Here's a piece about the Everglades pythons from my new book, Fearsome Creatures of Florida, an illustrated collection of imaginary Florida creatures. You can check out the book at my website, Fearsomecreatures.com, which opens with a cool bit of animation of The Mangrove Man. The book also includes a piece about the Florida Skunk Ape, El Chupacabra, and many others.
The Glades Python
It made the national news: 13-foot Burmese
python tries to eat 6-foot alligator, explodes. Pictures at
eleven. A huge, belly-up python split like a roll-paper
tube when an undead gator kicked its way out.
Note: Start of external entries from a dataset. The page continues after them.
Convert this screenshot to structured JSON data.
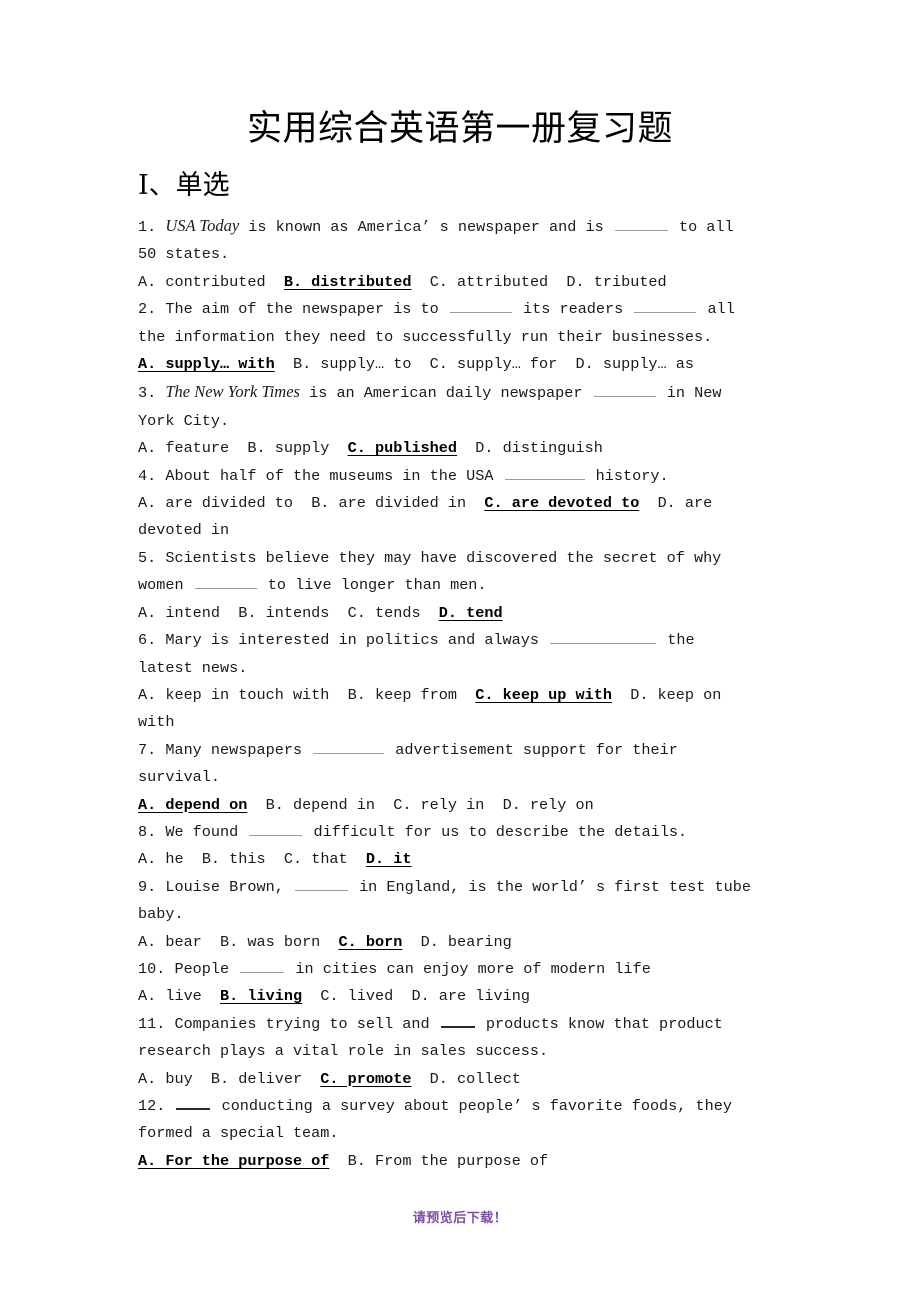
{
  "document": {
    "title": "实用综合英语第一册复习题",
    "section_heading": "Ⅰ、单选",
    "footer_note": "请预览后下载！",
    "footer_color": "#7d4fa6"
  },
  "lines": {
    "l1": "1. ",
    "l1_italic": "USA Today",
    "l1b": " is known as America’ s newspaper and is ",
    "l1c": " to all",
    "l2": "50 states.",
    "l3a": "A. contributed",
    "l3b": "B. distributed",
    "l3c": "C. attributed",
    "l3d": "D. tributed",
    "l4a": "2. The aim of the newspaper is to ",
    "l4b": " its readers ",
    "l4c": " all",
    "l5": "the information they need to successfully run their businesses.",
    "l6a": "A. supply… with",
    "l6b": "B. supply… to",
    "l6c": "C. supply… for",
    "l6d": "D. supply… as",
    "l7a": "3. ",
    "l7_italic": "The New York Times",
    "l7b": " is an American daily newspaper ",
    "l7c": " in New",
    "l8": "York City.",
    "l9a": "A. feature",
    "l9b": "B. supply",
    "l9c": "C. published",
    "l9d": "D. distinguish",
    "l10a": "4. About half of the museums in the USA ",
    "l10b": " history.",
    "l11a": "A. are divided to",
    "l11b": "B. are divided in",
    "l11c": "C. are devoted to",
    "l11d": "D. are",
    "l12": "devoted in",
    "l13": "5. Scientists believe they may have discovered the secret of why",
    "l14a": "women ",
    "l14b": " to live longer than men.",
    "l15a": "A. intend",
    "l15b": "B. intends",
    "l15c": "C. tends",
    "l15d": "D. tend",
    "l16a": "6. Mary is interested in politics and always ",
    "l16b": " the",
    "l17": "latest news.",
    "l18a": "A. keep in touch with",
    "l18b": "B. keep from",
    "l18c": "C. keep up with",
    "l18d": "D. keep on",
    "l19": "with",
    "l20a": "7. Many newspapers ",
    "l20b": " advertisement support for their",
    "l21": "survival.",
    "l22a": "A. depend on",
    "l22b": "B. depend in",
    "l22c": "C. rely in",
    "l22d": "D. rely on",
    "l23a": "8. We found ",
    "l23b": " difficult for us to describe the details.",
    "l24a": "A. he",
    "l24b": "B. this",
    "l24c": "C. that",
    "l24d": "D. it",
    "l25a": "9. Louise Brown, ",
    "l25b": " in England, is the world’ s first test tube",
    "l26": "baby.",
    "l27a": "A. bear",
    "l27b": "B. was born",
    "l27c": "C. born",
    "l27d": "D. bearing",
    "l28a": "10. People ",
    "l28b": " in cities can enjoy more of modern life",
    "l29a": "A. live",
    "l29b": "B. living",
    "l29c": "C. lived",
    "l29d": "D. are living",
    "l30a": "11. Companies trying to sell and ",
    "l30b": " products know that product",
    "l31": "research plays a vital role in sales success.",
    "l32a": "A. buy",
    "l32b": "B. deliver",
    "l32c": "C. promote",
    "l32d": "D. collect",
    "l33a": "12. ",
    "l33b": " conducting a survey about people’ s favorite foods, they",
    "l34": "formed a special team.",
    "l35a": "A. For the purpose of",
    "l35b": "B. From the purpose of"
  }
}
Other than a change in the mosaic pattern—the
python’s belly like a dot-matrix print-out, the gator’s a
primitive set of rectangular tiles—the one looks like a
natural extension of the other.
It’s a coiled mystery, a reptilian time machine.
A glimpse—surprising to some—of the Darwinian
struggles alive and well in the Florida glades.
How could it happen here, today, just beyond
the condos and golf courses and practically in our own
back yards?
I’ll tell you.
It begins like this: A boy craves a pet and
dreams big. No garter snake for him. Nor a boa, since
half his fifth grade class already owns one. No, if he
really wants to earn his classmates’ respect, he must
have a snake that can grow to 20 feet, one that can suck
down pet Easter bunnies as quick as a trip to the flea
market.
A Burmese python fits the bill.
His parents indulge him. They answer a
classified and bring him a fork-tongued pal named
Phineas, who stares through the glass like someone just
stole his food.
For a time, the boy basks in the notoriety of his
storybook pet. New friends line up out the door to
watch the Saturday afternoon feedings, when a live rat
tunnels head-first to its death. But when the snake
reaches eight feet, the boy’s parents begin to wonder if
they shouldn’t have just bought him a shrunken head—
a thing just as frightening but with the advantage of
being dead. This snake is alive, and it’s growing.
How easily now it could strangle the boy’s
younger sister.
And soon, the boy himself. Already, the boy
has felt his ribs creak like old wood when Phineas
squeezes him playfully around the middle, and his
karate lessons offer no defense. The snake has
graduated from merely exotic, a label that implies a
strange thing tamed, a caged bit of otherness. Now the
aura of danger has become danger itself.
When the thing measures ten feet, Dad and two
friends load the cage into the bed of a pickup and drive
it into the Everglades, where it would seem to pose no
threat to anyone, or to anyone’s dogs and cats.
But in the wet, rich glades, the thing thrives. It
is no longer a dangerous pet and no longer an exotic
stranger. It is right at home.
It feasts on otters, rats, turtles, and endangered
wood storks. It finds others of its kind—former pets—
and it breeds. Slithering quickly up the food chain, it
soon comes face to face with the American Alligator.
Who will swallow whom?
When both reach a certain size, it’s a simple
matter of surprise and strategy. As the pictures showed,
even an apparent victory can end in mutual defeat. Yet
the python nearly succeeded.
And there are plenty more, adapting so well you
have to wonder if this is where they belonged all these
millions of years, a kind of ophidian Promised Land.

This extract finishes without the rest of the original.